Depois, voltou-se para os pais:
— Ou estou enganada? Será que a falta de respeito da quinta irmã foi consentida por vocês nesses dois meses?
O olhar sutil trocado com os pais dizia muito. Lü Shuang'er batera em Xian'er de propósito na frente deles, para defender sua posição. Mesmo sendo desprezada, ainda era filha legítima, e cabia aos mais velhos resolverem tais questões. Afinal, ainda contava com o apoio do pai.
Sentado ao lado, Lü Zhendong finalmente falou:
— Xian'er, ceda o lugar agora! Sua quarta irmã voltou, sente-se em seu lugar.
— Pai, mas... — Xian'er protestou, indignada por não ser melhor tratada do que a irmã desprezada.
— Xian'er! — O tom de Lü Zhendong ficou severo.
Sabendo que o pai estava realmente irritado, Xian'er levantou-se com raiva, lançando um olhar hostil para Shuang'er, e tentou tropeçá-la. Mas algo duro atingiu seu tornozelo, fazendo-a cair ao chão, chorando de dor:
— Pai, a quarta irmã acabou de me chutar!
Lü Shuang'er ficou perplexa. Como a quinta irmã conseguia distorcer os fatos com tal naturalidade? Ela tentara derrubá-la, e agora a acusava de agressão?
O pior era que todos viram que Shuang'er nem se movera; havia quase meio metro entre elas. Como poderia tê-la derrubado? E, mesmo depois de cair de maneira tão ridícula, ainda ousava caluniar a irmã diante de todos. Aquela garota não conhecia limites.
O rosto de Lü Zhendong fechou-se. Sem perder tempo com Xian'er, ordenou:
— Mordomo Wang, como Xian'er se machucou, providencie que a levem ao quarto.
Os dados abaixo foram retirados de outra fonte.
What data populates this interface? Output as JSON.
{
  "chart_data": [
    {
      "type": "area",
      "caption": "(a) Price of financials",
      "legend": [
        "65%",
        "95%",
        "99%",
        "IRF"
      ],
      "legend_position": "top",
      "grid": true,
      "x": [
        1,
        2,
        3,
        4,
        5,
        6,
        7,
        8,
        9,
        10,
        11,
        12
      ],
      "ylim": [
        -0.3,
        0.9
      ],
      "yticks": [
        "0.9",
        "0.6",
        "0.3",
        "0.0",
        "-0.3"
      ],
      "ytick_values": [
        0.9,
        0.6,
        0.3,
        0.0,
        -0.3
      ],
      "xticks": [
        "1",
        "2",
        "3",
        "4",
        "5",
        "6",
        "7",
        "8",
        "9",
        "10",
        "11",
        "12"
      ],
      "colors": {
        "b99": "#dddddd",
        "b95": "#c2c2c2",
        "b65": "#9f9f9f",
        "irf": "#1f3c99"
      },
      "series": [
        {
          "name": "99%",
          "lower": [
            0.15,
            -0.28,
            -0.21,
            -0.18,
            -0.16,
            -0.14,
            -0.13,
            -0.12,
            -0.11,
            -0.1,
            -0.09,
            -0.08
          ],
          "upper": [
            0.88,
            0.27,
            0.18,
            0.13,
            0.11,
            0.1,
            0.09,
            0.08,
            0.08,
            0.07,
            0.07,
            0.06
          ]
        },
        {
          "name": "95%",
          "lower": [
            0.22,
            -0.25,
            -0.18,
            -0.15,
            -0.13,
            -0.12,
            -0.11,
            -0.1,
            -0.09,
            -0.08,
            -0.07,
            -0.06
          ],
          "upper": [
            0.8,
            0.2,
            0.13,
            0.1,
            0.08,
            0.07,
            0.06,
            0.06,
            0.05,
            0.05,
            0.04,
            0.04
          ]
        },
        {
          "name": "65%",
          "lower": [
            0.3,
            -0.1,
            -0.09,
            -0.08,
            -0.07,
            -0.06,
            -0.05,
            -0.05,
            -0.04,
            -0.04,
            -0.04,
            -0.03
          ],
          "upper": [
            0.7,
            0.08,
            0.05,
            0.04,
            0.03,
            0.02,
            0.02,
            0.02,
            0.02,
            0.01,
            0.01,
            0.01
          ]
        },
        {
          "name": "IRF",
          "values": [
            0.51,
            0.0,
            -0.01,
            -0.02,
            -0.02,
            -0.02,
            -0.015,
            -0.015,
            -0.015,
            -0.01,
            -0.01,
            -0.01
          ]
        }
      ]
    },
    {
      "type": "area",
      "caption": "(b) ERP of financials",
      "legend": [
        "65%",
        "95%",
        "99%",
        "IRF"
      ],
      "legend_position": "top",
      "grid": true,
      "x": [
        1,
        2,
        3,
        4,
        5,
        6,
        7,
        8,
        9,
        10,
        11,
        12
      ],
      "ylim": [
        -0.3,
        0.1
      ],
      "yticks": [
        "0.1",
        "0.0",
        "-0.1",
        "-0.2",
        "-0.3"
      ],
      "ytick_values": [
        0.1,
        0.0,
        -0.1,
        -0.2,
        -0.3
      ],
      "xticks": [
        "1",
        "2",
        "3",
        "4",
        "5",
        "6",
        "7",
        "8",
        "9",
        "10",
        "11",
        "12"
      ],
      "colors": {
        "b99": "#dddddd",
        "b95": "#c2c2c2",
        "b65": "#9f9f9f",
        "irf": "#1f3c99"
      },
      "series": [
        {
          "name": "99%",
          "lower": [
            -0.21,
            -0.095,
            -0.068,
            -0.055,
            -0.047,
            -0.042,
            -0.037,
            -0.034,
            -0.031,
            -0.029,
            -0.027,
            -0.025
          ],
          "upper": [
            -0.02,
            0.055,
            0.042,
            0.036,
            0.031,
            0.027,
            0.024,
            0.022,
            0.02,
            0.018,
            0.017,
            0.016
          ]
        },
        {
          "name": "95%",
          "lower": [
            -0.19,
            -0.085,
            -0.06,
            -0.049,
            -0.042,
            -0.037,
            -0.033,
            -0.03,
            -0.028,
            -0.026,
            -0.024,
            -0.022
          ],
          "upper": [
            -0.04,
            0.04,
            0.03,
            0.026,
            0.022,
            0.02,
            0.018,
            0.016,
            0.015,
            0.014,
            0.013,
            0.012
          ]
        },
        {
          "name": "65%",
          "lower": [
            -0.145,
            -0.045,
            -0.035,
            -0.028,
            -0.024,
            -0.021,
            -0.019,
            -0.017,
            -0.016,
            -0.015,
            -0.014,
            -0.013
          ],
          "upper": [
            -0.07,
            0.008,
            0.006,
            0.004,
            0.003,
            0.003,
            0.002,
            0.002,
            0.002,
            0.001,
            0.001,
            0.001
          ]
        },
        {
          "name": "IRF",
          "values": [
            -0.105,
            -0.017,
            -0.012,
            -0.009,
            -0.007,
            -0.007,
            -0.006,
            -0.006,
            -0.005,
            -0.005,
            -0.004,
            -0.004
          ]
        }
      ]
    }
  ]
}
Ser expulsa do jantar era humilhante. Xian'er sabia disso, mas mais preocupante era envergonhar a própria mãe.
— Pai, não foi nada sério!
— Está vermelho, é grave sim. Mordomo Wang! — cortou Lü Zhendong, sem paciência para discussões.
Enquanto as criadas ajudavam Xian'er a sair mancando, Shuang'er olhou para a pequena pedra sob a mesa — o “instrumento” que impediu a quinta irmã de derrubá-la. Alguém a ajudara. Será que, mesmo na mansão Lü, Shuang'er tinha aliados secretos?